According to a report, Novartis CEO Joe Jimenez told Swiss newspaper Le Temps “it would take about five years to see a product on the market.” The project, however, was “progressing well.” The Novartis smart lens is for accommodative vision correction in people with presbyopia, or age-related long sightedness, who can no longer read without glasses.
“For people living with presbyopia who can no longer read without glasses, the ‘smart lens’ has the potential to provide accommodative vision correction to help restore the eye’s natural autofocus on near objects in the form of an accommodative contact lens or intraocular lens as part of the refractive cataract treatment,” Novartis said in a statement last year.
Google files patent
A recent patent application shed light on how the smart lens Novartis and Google are working on will be powered—an external device will power the sensor and it could be handheld or embedded in a companion wearable.

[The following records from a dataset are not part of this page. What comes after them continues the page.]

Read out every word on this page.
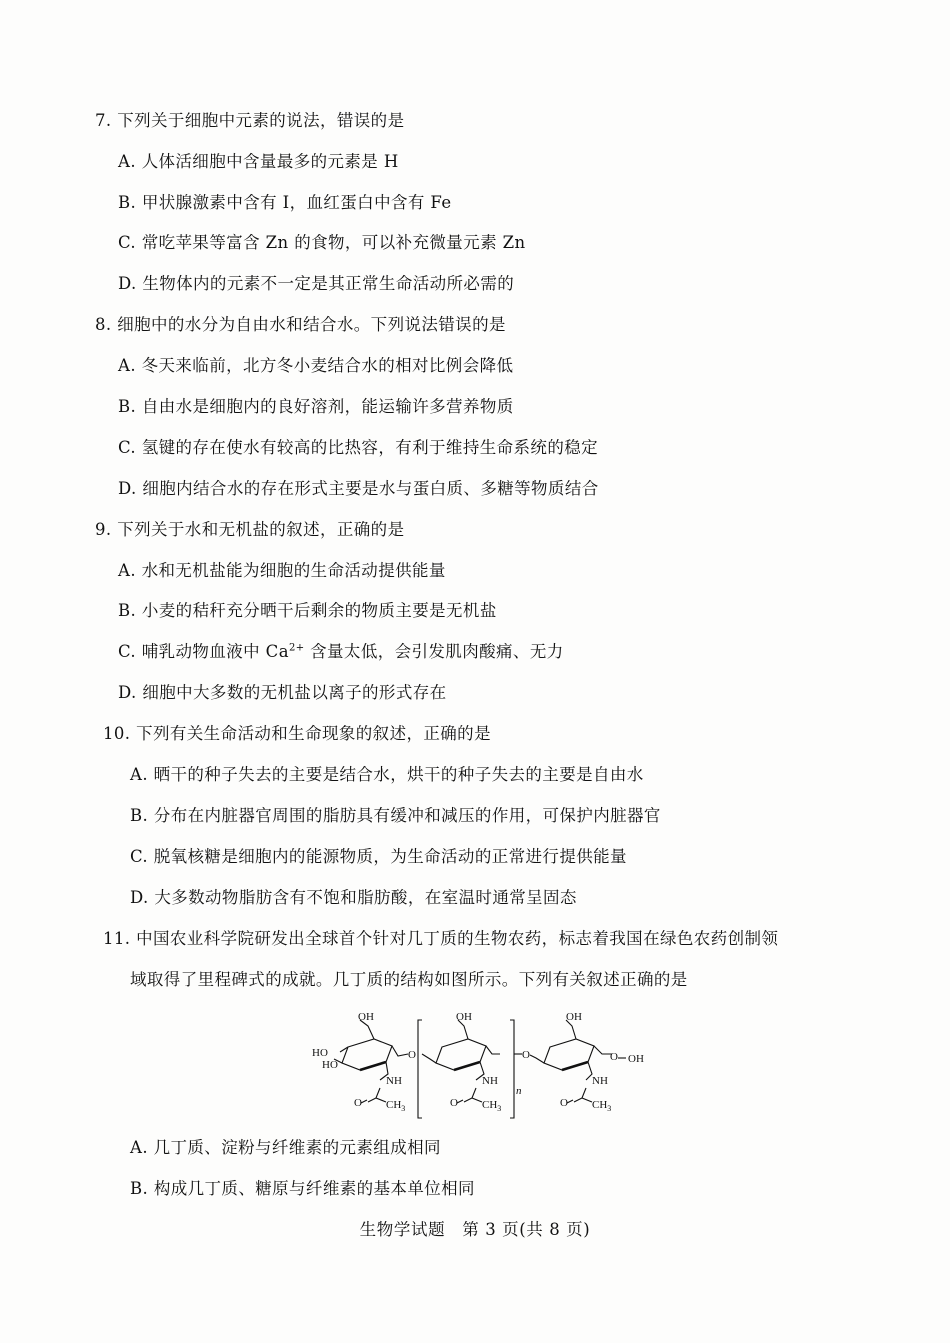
7. 下列关于细胞中元素的说法，错误的是
A. 人体活细胞中含量最多的元素是 H
B. 甲状腺激素中含有 I，血红蛋白中含有 Fe
C. 常吃苹果等富含 Zn 的食物，可以补充微量元素 Zn
D. 生物体内的元素不一定是其正常生命活动所必需的
8. 细胞中的水分为自由水和结合水。下列说法错误的是
A. 冬天来临前，北方冬小麦结合水的相对比例会降低
B. 自由水是细胞内的良好溶剂，能运输许多营养物质
C. 氢键的存在使水有较高的比热容，有利于维持生命系统的稳定
D. 细胞内结合水的存在形式主要是水与蛋白质、多糖等物质结合
9. 下列关于水和无机盐的叙述，正确的是
A. 水和无机盐能为细胞的生命活动提供能量
B. 小麦的秸秆充分晒干后剩余的物质主要是无机盐
C. 哺乳动物血液中 $Ca^{2+}$ 含量太低，会引发肌肉酸痛、无力
D. 细胞中大多数的无机盐以离子的形式存在
10. 下列有关生命活动和生命现象的叙述，正确的是
A. 晒干的种子失去的主要是结合水，烘干的种子失去的主要是自由水
B. 分布在内脏器官周围的脂肪具有缓冲和减压的作用，可保护内脏器官
C. 脱氧核糖是细胞内的能源物质，为生命活动的正常进行提供能量
D. 大多数动物脂肪含有不饱和脂肪酸，在室温时通常呈固态
11. 中国农业科学院研发出全球首个针对几丁质的生物农药，标志着我国在绿色农药创制领
域取得了里程碑式的成就。几丁质的结构如图所示。下列有关叙述正确的是
OH
HO
HO
NH
O $CH_3$
O
OH
NH
O $CH_3$
n
O
OH
O OH
NH
O $CH_3$
A. 几丁质、淀粉与纤维素的元素组成相同
B. 构成几丁质、糖原与纤维素的基本单位相同
生物学试题　第 3 页(共 8 页)
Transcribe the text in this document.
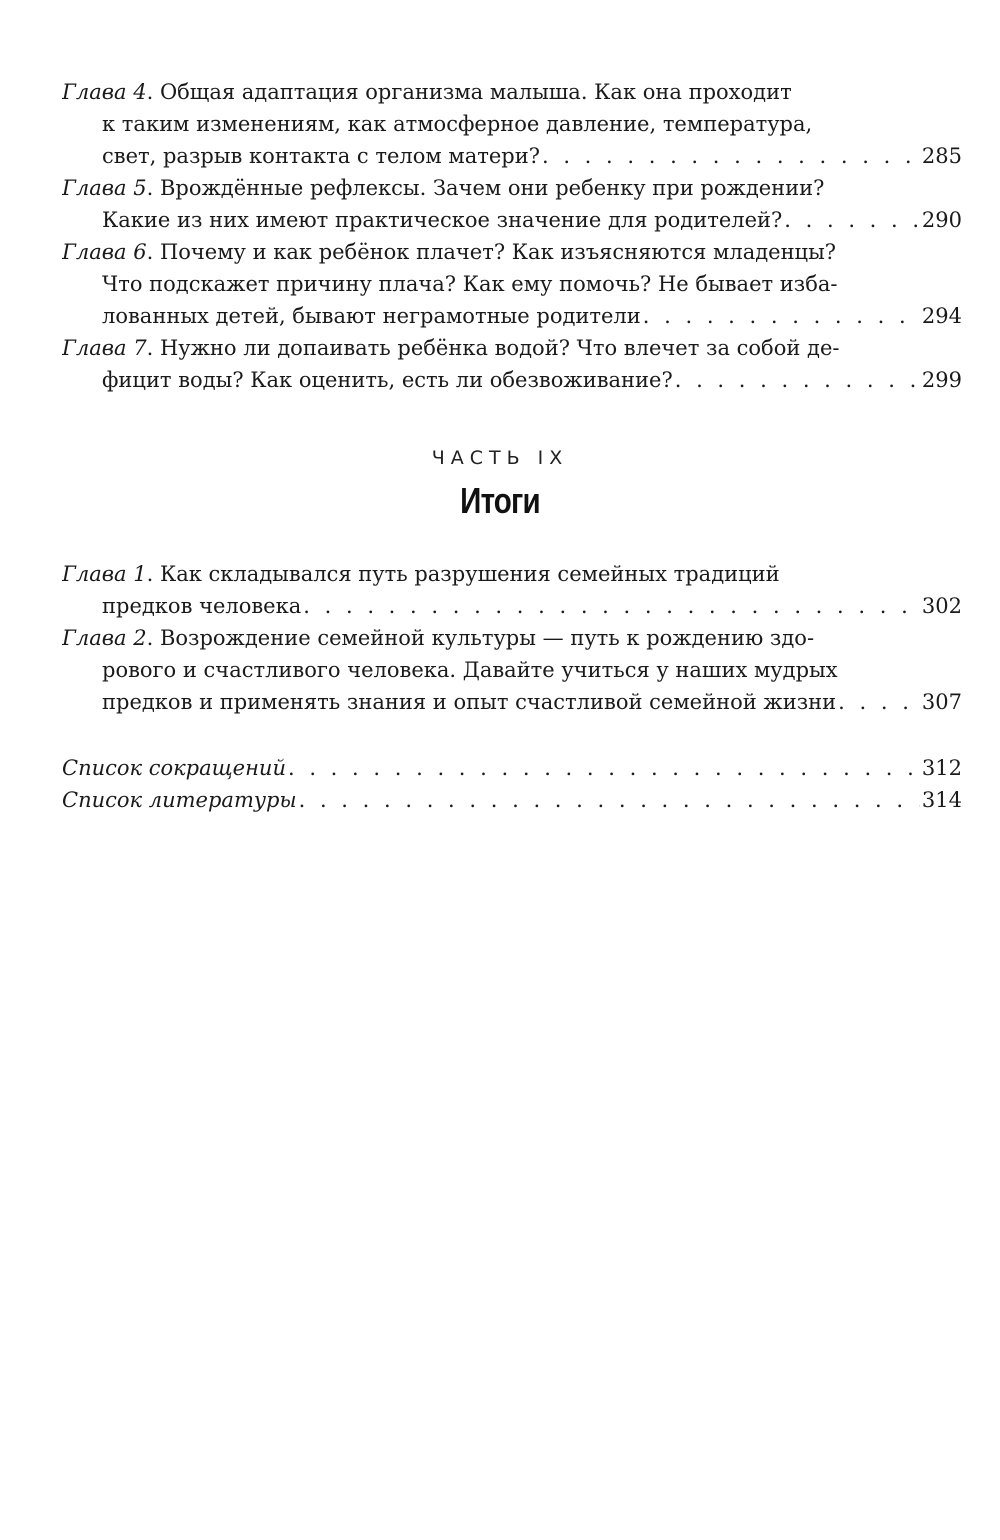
Глава 4. Общая адаптация организма малыша. Как она проходит
к таким изменениям, как атмосферное давление, температура,
свет, разрыв контакта с телом матери? . . .	285
Глава 5. Врождённые рефлексы. Зачем они ребенку при рождении?
Какие из них имеют практическое значение для родителей? . . .	290
Глава 6. Почему и как ребёнок плачет? Как изъясняются младенцы?
Что подскажет причину плача? Как ему помочь? Не бывает изба-
лованных детей, бывают неграмотные родители . . .	294
Глава 7. Нужно ли допаивать ребёнка водой? Что влечет за собой де-
фицит воды? Как оценить, есть ли обезвоживание? . . .	299
ЧАСТЬ IX
Итоги
Глава 1. Как складывался путь разрушения семейных традиций
предков человека . . .	302
Глава 2. Возрождение семейной культуры — путь к рождению здо-
рового и счастливого человека. Давайте учиться у наших мудрых
предков и применять знания и опыт счастливой семейной жизни . . .	307
Список сокращений . . .	312
Список литературы . . .	314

“An external reader device or ‘reader’ can radiate radio frequency radiation to power the sensor,” the patent application says. “The reader may thereby control the operation of the sensing platform by controlling the supply of power to the sensing platform. In some examples, the reader can operate to intermittently interrogate the sensing platform to provide a reading by radiating sufficient radiation to power the sensing platform to obtain a measurement and communicate the result. The reader can also store the sensor results communicated by the sensing platform. In this way, the reader can acquire a series of analyte concentration measurements over time without continuously powering the sensing platform.”
"It's really hard for people to manage their blood sugar," said Jacquelyn Miller, a Google Life Sciences spokeswoman, in an interview with KQED. "We're hoping to take some of the guesswork out of it."
The contact lens is one of the biggest projects under Google’s Life Sciences group, which recently graduated Google X to become an independent subsidiary of Alphabet. Its new name under Alphabet has not been announced, but the company has taken a number of steps recently to put diabetes in the forefront of its work, including partnerships with Dexcom and Sanofi.